Anyone who does academic research, or teaches others to do it, is facing a rapidly changing landscape.

From Educause,
via a feed in my Bloglines Account -

"The European Commission is to build a European digital library able to display around six million books, photographs and films and available to all internet users by 2010."

US Internet search giant Google started an international race to build an online library when it announced plans in December 2004 to digitise books and documents from a handful of big libraries.

Since then, US Internet and software giants Yahoo, Microsoft and Amazon have announced separate plans while France, upset that private companies took the lead, has pushed for the creation of a public digital library, AFP reports.

Add this to other evolutions - such as I have posted on previously - and you'll see that academic research has changed more since the arrival of the web than in the previous few hundred years!


Thursday, March 02, 2006

Browser Decisions

While you're deciding which homepage is the most useful or satisfying, you might want to think about what browers you use. Yes, I used the plural. I strongly recommend that, whatever your platform, you have at least two browsers on your computer. The three following are free, and good.

Some browsers are better than others at certain thing and on certain systems. While most people just go with Internet Explorer, in my roamings through posts of the ed-tech part of the blogosphere, one particular browser keeps coming up, and that is Firefox.

I'm not technically-oriented, so I want extreme ease of use. Firefox gives me that. The technically skilled like it because they can fiddle with it, making interesting changes and setting it up just the way they want. I did look at the Preferences, but I only made a few simple changes. Firefox is the browser I use most of the time. In a future post, I will explain why I recommend at least two browsers, and how you might use them.
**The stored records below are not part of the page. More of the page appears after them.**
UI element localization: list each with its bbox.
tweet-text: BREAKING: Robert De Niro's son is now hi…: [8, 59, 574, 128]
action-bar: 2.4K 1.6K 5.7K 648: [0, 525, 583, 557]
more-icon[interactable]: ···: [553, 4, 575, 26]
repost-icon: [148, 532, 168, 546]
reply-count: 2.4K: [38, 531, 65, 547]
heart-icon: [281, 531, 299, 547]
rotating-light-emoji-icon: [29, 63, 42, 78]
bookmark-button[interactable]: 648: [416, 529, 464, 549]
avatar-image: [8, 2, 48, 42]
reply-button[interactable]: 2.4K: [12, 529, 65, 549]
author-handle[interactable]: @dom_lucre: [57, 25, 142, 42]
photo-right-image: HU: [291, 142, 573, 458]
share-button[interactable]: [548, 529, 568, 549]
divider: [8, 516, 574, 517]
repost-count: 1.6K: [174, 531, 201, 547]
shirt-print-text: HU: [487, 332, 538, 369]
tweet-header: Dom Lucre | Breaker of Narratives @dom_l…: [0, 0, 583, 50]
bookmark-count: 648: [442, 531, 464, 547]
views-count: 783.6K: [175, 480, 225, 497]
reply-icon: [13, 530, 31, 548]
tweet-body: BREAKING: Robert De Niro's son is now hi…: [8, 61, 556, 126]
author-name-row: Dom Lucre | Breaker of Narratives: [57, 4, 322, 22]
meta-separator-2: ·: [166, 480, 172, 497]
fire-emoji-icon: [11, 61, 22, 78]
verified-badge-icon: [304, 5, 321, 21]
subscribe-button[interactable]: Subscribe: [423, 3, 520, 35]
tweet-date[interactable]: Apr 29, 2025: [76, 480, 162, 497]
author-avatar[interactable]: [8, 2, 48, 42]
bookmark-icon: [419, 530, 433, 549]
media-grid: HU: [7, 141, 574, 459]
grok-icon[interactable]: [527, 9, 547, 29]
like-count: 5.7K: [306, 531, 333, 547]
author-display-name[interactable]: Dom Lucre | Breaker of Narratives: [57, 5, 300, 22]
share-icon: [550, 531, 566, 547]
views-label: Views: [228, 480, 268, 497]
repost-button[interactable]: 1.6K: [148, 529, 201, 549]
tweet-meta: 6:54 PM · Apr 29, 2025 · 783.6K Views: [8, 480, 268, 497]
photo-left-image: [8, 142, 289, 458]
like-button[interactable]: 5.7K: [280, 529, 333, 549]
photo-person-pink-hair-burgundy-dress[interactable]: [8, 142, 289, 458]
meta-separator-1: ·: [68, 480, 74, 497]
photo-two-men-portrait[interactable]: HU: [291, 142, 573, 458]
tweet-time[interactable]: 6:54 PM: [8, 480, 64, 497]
One is not enough. My Mac laptop came with Safari on it. (BTW, Firefox works on any platform, Mac, Windows or Linux.)
Safari is a Mac browser, so if you're a Windows person, skip the rest of this post and just download Firefox.

I like Safari; it's fast and easy. However, because it is a Mac product and therefore has only a small part of the web populace, it doesn't always get good support from some of the products. I always use Firefox when I'm writing anything on my Elgg blog because I have had Safari swallow posts or comments instead of posting them. Too much frustration. And Safari does warn me it's unsupported when I forget and do Elgg work on it. So Safari is good for Mac users, but not fully complete because not all applications work well on it.

I have recently downloaded Camino
I haven't played much with it but it is part of the Mozilla family, just like Firefox, but aimed at Mac users. It looks interesting, but I will have to play with it more.

So my main message is - have at least two browsers.